In a trade in which old-fashioned courtesy, presentation and administration skills rate highly, older workers - even pensioners - have been going down a storm. Absenteeism is lower among such staff, as is turnover. More than three-quarters of those who left the organisation in 1996 were under 35.
"Older people were very much more stable, and you have got to ask why. We have had such terrific success with mature people, but often they have lost confidence because they have been out of work," says Mr Worthington. "Older people have the niceties of life, but money is often not the main motivator."

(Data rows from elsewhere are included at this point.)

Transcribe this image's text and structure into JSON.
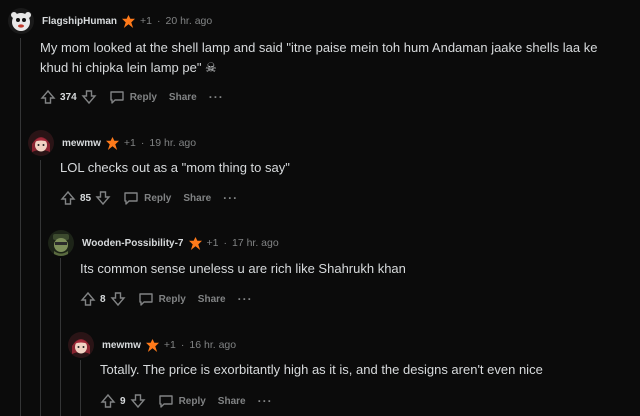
{
  "colors": {
    "background": "#0b0b0b",
    "text": "#d7dadc",
    "muted": "#818384",
    "thread_line": "#343536",
    "badge": "#ff7a1a"
  },
  "comments": [
    {
      "username": "FlagshipHuman",
      "karma": "+1",
      "time": "20 hr. ago",
      "body_line1": "My mom looked at the shell lamp and said \"itne paise mein toh hum Andaman jaake shells laa ke",
      "body_line2": "khud hi chipka lein lamp pe\" ☠",
      "score": "374",
      "reply_label": "Reply",
      "share_label": "Share",
      "more_label": "···"
    },
    {
      "username": "mewmw",
      "karma": "+1",
      "time": "19 hr. ago",
      "body_line1": "LOL checks out as a \"mom thing to say\"",
      "score": "85",
      "reply_label": "Reply",
      "share_label": "Share",
      "more_label": "···"
    },
    {
      "username": "Wooden-Possibility-7",
      "karma": "+1",
      "time": "17 hr. ago",
      "body_line1": "Its common sense uneless u are rich like Shahrukh khan",
      "score": "8",
      "reply_label": "Reply",
      "share_label": "Share",
      "more_label": "···"
    },
    {
      "username": "mewmw",
      "karma": "+1",
      "time": "16 hr. ago",
      "body_line1": "Totally. The price is exorbitantly high as it is, and the designs aren't even nice",
      "score": "9",
      "reply_label": "Reply",
      "share_label": "Share",
      "more_label": "···"
    }
  ]
}
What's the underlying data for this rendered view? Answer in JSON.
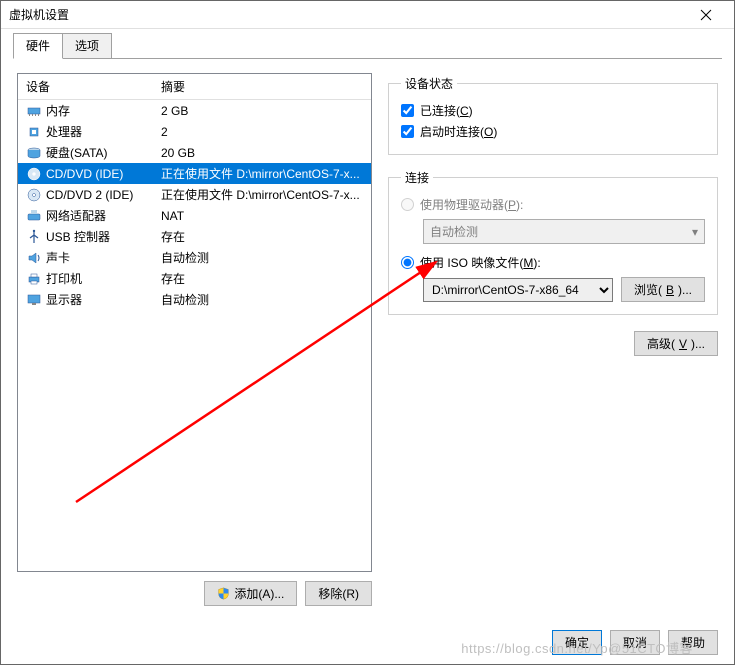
{
  "window": {
    "title": "虚拟机设置"
  },
  "tabs": [
    {
      "label": "硬件",
      "active": true
    },
    {
      "label": "选项",
      "active": false
    }
  ],
  "deviceList": {
    "headers": {
      "device": "设备",
      "summary": "摘要"
    },
    "rows": [
      {
        "icon": "memory",
        "device": "内存",
        "summary": "2 GB",
        "selected": false
      },
      {
        "icon": "cpu",
        "device": "处理器",
        "summary": "2",
        "selected": false
      },
      {
        "icon": "disk",
        "device": "硬盘(SATA)",
        "summary": "20 GB",
        "selected": false
      },
      {
        "icon": "cd",
        "device": "CD/DVD (IDE)",
        "summary": "正在使用文件 D:\\mirror\\CentOS-7-x...",
        "selected": true
      },
      {
        "icon": "cd",
        "device": "CD/DVD 2 (IDE)",
        "summary": "正在使用文件 D:\\mirror\\CentOS-7-x...",
        "selected": false
      },
      {
        "icon": "net",
        "device": "网络适配器",
        "summary": "NAT",
        "selected": false
      },
      {
        "icon": "usb",
        "device": "USB 控制器",
        "summary": "存在",
        "selected": false
      },
      {
        "icon": "sound",
        "device": "声卡",
        "summary": "自动检测",
        "selected": false
      },
      {
        "icon": "printer",
        "device": "打印机",
        "summary": "存在",
        "selected": false
      },
      {
        "icon": "display",
        "device": "显示器",
        "summary": "自动检测",
        "selected": false
      }
    ]
  },
  "listButtons": {
    "add": "添加(A)...",
    "remove": "移除(R)"
  },
  "deviceStatus": {
    "legend": "设备状态",
    "connected": {
      "label_pre": "已连接(",
      "key": "C",
      "label_post": ")",
      "checked": true
    },
    "connectAtPower": {
      "label_pre": "启动时连接(",
      "key": "O",
      "label_post": ")",
      "checked": true
    }
  },
  "connection": {
    "legend": "连接",
    "physical": {
      "label_pre": "使用物理驱动器(",
      "key": "P",
      "label_post": "):",
      "checked": false,
      "dropdown": "自动检测"
    },
    "iso": {
      "label_pre": "使用 ISO 映像文件(",
      "key": "M",
      "label_post": "):",
      "checked": true,
      "path": "D:\\mirror\\CentOS-7-x86_64"
    },
    "browse": {
      "pre": "浏览(",
      "key": "B",
      "post": ")..."
    }
  },
  "advanced": {
    "pre": "高级(",
    "key": "V",
    "post": ")..."
  },
  "footer": {
    "ok": "确定",
    "cancel": "取消",
    "help": "帮助"
  },
  "watermark": "https://blog.csdn.net/Yp@51CTO博客"
}
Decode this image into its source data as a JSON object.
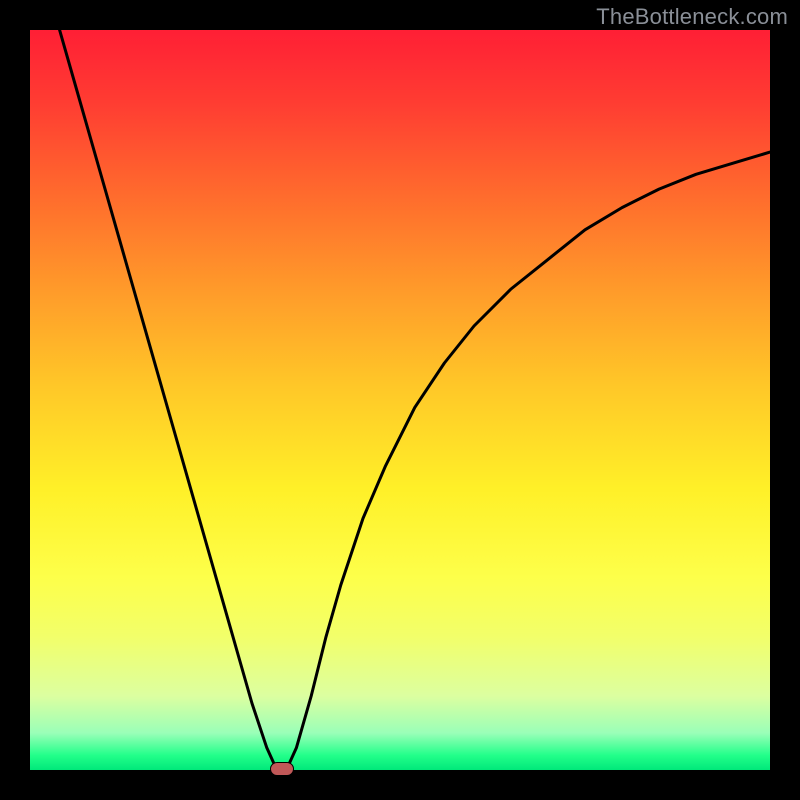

The Institute of Personnel and Development, meanwhile, is pushing to introduce a voluntary code of practice to deal with the issue of age discrimination in the workplace. Its magazine, People Management, took the decision in January 1996 not to publish job advertisements containing age limits, but spokeswoman and policy adviser Diana Worman maintains that the best way to tackle discrimination is to convince businesses that it is in their best interests to take on older people, rather than compel them by legislation - kicking and screaming - to do so.
Frank Fleming, 69, carvery chef for four years at one of Choice Hotels Europe's hotels in Walsall, says he is lucky in his trade. Good chefs, he says, are never out of work. "I always think it's best if you've got a lot of experience. I work nine shifts a week and my wife's happy. I don't think about retiring."
Choice Hotels Europe's biggest challenge is to persuade older people of their marketable value. To that end, Mr Worthington has launched a poster campaign, covering church halls and pensioner club venues. "We want to stimulate people's confidence, and we want to say: 'You are not on the shelf, providing you enjoy working with people'."